Hungary’s new central bank governor has made a good start by holding rates and emphasising a cautious approach to policy, one of his predecessors told MNI, but with growth faltering and the government likely to deploy fiscal firepower to sway voters before next year’s elections, decisionmakers face a difficult time ahead.
Mihaly Varga’s NBH, which left rates at 6.5% despite March’s lower inflation, is right to be wary of upside risks to the outlook including tariffs, according to Andras Simor. (See MNI EM NBH WATCH: Hungarian Rates Unchanged, Base Rate 6.5%)
“If I were the NBH at this juncture I would probably sit on my hands for a few months,” Simor, governor from 2007-2013, said in an interview. “For the time being there's nothing happening in the markets that would force me to change anything. The forint is relatively stable. Government bond yields are relatively stable. There's no reason to jump.” (See MNI EM INTERVIEW: Varga Calms Cloudy Outlook - Ex-NBH's Kiraly)
Growth remains a major concern, he said, as confirmed by Wednesday’s flash estimates, which showed first quarter GDP fell by 0.4% on the same period of 2024, following a year in which the economy expanded by the same amount.
Economic forecasting over the next 12 months is complicated by the introduction of administered prices and government efforts to constrain price increases by certain services providers, Simor said.
These may dampen inflation for a while, but neither measure is sustainable in the longer term, with “larger” increases possibly as early as the second half of 2025 or in 2026.
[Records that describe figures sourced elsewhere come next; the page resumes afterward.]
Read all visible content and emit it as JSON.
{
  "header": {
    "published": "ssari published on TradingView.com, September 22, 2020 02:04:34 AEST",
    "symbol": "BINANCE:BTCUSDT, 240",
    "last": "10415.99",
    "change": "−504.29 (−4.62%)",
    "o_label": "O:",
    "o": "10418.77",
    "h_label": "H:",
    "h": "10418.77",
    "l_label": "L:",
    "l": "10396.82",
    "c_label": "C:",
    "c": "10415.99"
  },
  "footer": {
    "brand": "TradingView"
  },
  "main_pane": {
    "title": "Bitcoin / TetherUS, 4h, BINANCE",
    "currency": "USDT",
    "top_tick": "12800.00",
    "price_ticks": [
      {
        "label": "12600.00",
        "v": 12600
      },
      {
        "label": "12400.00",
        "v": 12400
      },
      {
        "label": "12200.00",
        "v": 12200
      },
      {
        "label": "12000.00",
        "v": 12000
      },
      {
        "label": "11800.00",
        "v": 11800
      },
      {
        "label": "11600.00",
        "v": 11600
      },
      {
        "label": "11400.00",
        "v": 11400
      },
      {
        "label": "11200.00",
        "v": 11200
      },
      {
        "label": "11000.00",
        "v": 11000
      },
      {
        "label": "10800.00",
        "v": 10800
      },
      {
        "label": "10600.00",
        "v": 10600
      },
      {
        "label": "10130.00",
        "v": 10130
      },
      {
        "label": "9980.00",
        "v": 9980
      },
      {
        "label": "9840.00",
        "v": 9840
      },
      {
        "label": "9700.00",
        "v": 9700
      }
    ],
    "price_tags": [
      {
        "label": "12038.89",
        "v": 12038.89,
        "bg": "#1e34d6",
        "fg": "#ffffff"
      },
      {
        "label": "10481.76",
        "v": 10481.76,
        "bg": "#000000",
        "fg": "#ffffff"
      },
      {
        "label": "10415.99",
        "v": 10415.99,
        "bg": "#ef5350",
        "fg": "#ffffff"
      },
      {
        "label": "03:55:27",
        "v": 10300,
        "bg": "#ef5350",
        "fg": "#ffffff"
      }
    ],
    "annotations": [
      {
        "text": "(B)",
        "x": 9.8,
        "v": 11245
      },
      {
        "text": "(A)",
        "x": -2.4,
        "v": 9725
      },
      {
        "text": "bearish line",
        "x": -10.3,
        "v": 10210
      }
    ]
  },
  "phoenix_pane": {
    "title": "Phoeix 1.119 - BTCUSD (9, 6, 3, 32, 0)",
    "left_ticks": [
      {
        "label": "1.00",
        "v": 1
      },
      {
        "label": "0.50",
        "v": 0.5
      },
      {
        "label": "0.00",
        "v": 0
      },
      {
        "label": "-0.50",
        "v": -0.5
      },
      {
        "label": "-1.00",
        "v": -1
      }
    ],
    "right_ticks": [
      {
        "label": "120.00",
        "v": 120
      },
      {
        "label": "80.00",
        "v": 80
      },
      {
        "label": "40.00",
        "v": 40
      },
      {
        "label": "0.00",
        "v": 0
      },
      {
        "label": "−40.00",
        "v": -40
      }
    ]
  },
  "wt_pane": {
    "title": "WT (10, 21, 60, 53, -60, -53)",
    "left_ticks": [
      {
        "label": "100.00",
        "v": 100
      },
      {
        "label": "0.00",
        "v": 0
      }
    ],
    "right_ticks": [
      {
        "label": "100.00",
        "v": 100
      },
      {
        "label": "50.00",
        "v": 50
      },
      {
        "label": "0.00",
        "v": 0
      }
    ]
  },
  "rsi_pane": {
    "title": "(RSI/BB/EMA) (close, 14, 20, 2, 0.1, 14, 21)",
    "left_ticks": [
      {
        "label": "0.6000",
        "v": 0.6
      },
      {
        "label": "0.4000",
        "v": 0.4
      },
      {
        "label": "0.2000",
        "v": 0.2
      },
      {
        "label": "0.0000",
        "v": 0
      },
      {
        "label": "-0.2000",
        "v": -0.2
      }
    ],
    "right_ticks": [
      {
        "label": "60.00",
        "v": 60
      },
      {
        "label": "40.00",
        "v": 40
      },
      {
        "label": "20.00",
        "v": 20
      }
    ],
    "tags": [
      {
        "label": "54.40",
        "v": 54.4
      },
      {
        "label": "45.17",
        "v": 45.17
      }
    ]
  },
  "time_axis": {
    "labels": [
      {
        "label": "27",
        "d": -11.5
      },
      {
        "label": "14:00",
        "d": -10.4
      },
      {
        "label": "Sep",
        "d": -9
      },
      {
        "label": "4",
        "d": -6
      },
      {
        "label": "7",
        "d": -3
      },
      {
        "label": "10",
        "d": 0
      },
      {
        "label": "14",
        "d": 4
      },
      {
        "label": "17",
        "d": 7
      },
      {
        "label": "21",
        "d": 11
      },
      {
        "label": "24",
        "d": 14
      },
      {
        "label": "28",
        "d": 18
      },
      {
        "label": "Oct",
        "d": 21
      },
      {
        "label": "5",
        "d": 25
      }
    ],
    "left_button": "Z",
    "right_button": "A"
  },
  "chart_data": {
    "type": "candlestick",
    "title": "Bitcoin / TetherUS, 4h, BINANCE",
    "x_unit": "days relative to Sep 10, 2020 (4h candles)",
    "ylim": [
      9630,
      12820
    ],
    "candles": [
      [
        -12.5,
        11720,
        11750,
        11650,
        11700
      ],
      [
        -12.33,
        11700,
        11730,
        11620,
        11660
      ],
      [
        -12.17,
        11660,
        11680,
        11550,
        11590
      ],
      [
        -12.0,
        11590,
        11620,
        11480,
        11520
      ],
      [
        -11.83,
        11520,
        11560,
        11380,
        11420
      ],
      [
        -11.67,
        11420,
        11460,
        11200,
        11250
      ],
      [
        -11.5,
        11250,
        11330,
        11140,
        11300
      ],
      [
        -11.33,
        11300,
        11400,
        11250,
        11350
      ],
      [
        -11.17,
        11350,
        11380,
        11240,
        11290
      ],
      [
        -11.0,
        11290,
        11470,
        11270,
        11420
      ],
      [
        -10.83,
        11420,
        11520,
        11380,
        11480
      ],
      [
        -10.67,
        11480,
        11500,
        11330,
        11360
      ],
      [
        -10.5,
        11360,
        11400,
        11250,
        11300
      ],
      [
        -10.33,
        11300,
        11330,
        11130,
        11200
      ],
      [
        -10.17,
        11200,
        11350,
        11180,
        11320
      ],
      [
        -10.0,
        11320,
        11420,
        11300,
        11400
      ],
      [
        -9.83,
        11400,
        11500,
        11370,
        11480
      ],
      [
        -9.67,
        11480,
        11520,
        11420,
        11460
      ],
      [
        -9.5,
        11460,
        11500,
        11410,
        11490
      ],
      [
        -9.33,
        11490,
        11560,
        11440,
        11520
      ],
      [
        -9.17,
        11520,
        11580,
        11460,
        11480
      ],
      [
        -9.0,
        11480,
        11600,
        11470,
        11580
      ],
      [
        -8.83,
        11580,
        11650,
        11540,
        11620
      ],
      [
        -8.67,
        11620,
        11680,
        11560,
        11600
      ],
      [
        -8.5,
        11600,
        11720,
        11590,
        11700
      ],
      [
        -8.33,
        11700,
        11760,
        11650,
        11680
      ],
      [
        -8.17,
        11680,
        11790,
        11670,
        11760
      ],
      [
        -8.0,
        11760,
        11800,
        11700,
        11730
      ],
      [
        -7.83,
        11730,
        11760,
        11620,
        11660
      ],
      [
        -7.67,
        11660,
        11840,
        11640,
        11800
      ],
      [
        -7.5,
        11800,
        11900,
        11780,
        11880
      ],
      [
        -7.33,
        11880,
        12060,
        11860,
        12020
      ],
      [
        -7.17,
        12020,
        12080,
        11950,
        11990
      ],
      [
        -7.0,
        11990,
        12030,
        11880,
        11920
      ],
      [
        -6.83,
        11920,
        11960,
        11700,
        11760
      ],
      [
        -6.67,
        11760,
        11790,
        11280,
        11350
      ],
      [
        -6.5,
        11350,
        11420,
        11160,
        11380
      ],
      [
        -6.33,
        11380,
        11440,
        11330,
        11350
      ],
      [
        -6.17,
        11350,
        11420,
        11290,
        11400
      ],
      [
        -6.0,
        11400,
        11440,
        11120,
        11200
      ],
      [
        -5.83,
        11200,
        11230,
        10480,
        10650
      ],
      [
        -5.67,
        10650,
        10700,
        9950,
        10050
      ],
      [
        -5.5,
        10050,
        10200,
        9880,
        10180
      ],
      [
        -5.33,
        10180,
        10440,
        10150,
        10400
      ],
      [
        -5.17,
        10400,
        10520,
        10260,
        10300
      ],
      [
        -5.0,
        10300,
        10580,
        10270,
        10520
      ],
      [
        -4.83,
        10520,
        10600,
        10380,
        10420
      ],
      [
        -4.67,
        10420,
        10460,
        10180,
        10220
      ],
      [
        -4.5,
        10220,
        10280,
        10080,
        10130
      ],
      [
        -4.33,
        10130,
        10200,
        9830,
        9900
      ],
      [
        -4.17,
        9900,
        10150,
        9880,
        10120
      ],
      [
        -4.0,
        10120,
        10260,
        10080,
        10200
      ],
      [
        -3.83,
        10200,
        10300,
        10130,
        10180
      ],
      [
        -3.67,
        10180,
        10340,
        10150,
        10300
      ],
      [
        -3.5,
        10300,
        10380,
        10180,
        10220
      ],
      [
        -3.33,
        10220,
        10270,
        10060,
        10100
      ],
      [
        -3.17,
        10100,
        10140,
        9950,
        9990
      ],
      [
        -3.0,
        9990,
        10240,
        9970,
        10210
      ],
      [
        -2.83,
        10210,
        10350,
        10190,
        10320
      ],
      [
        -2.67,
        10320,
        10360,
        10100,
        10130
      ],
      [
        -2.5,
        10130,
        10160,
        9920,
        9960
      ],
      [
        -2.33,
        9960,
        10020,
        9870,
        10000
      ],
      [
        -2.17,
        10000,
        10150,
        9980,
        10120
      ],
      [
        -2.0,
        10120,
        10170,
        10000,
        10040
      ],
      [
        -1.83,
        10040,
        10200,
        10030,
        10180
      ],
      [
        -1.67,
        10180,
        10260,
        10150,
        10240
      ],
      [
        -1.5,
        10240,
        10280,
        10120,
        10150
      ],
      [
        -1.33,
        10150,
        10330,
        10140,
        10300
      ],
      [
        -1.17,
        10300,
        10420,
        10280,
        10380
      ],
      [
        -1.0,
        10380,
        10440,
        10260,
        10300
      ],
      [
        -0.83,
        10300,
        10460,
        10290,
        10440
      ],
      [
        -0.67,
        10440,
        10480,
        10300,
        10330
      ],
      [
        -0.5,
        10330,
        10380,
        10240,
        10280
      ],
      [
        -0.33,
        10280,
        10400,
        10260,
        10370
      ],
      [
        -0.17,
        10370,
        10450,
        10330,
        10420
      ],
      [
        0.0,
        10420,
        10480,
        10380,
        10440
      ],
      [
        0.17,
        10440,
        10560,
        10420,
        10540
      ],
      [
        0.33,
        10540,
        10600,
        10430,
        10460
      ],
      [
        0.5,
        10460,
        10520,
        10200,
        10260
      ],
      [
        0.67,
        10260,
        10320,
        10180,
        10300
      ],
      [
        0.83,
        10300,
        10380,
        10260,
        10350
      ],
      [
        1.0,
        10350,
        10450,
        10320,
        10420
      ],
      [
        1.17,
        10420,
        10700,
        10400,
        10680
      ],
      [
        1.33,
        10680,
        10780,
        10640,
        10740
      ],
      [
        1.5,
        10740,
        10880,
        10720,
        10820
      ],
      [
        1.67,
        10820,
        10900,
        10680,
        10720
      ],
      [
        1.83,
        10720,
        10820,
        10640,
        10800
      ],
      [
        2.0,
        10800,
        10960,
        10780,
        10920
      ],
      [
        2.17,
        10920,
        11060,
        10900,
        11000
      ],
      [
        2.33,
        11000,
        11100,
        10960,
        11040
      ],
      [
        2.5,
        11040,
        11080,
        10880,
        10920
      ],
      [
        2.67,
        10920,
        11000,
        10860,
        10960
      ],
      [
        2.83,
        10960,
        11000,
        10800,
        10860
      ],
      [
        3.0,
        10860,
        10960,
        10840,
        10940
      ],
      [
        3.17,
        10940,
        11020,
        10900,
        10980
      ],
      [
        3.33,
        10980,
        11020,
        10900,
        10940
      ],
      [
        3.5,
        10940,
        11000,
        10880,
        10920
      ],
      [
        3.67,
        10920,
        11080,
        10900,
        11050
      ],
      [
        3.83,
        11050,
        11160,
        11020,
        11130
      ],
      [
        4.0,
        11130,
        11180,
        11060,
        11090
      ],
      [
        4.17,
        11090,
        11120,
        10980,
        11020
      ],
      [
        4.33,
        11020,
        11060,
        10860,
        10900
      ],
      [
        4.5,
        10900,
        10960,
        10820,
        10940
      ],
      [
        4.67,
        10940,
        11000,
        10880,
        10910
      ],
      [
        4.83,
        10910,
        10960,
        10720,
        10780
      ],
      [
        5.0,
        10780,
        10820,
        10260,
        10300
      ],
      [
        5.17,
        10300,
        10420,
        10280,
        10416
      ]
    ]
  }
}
At 1.5%, annual economic growth will be half the level anticipated by the government last year, Simor said, putting pressure on its budget, which was already expected to run a deficit of at least 3.7% of GDP.
“As a market participant said to me recently: we are constantly being operated on. So making forecasts about the economy is extremely difficult, and this is certainly not going to help lower households’ medium- to longer-term inflation expectations - particularly as we’ve had the highest inflation in Europe for the last couple of years,” Simor said.
ELECTION AHEAD
That will not stop Prime Minister Viktor Orban trying to dent support for challenger Peter Magyar’s Tisza Party with fiscal giveaways, with negative consequences for inflation, he added.
“I would suspect that a spending spree is coming, and the government is not going to wait until next year. They have already taken a few measures early this year, but the money involved is not yet too much.
“Under these circumstances, the central bank is going to be put into a squeeze. If the slowdown in the economy is not caused by lack of domestic consumption, that means that inflation is not going to come down quickly. If the government starts spending, that is going to push inflation higher. Then the question is: can the central bank still stick to this wait and see attitude, or do they have to put rates up?”
The NBH will also face difficulties if, as a result of missing its budget deficit target, one of the ratings agencies were to move to downgrade its assessment of Hungary, potentially weakening an already volatile forint.
“Of course, the central bank can just buy domestic currency and sell down their international reserves to protect the currency, however I don’t think there is a lot of headroom in the hard currency reserves,” Simor said.
WAGE GROWTH
Labour markets are tight and wage growth still strong, Simor said. Though there is little sign that such increases are driving inflation via increased consumer spending, inflation will worsen again if pay rises are not matched by improvements in either productivity or efficiency, or if firms are unwilling to lower profit margins and instead raise prices.
Nor, Simor said, can Hungary expect its main trading partner’s recently-announced EUR500 billion fiscal package to offer more than “minor” spillover benefits.
“There might be some indirect benefit from a general uplift in demand within the German economy - some more cars being built and sold, for example - but Hungarian companies will not benefit greatly from Germany’s investments in its own infrastructure and defence.”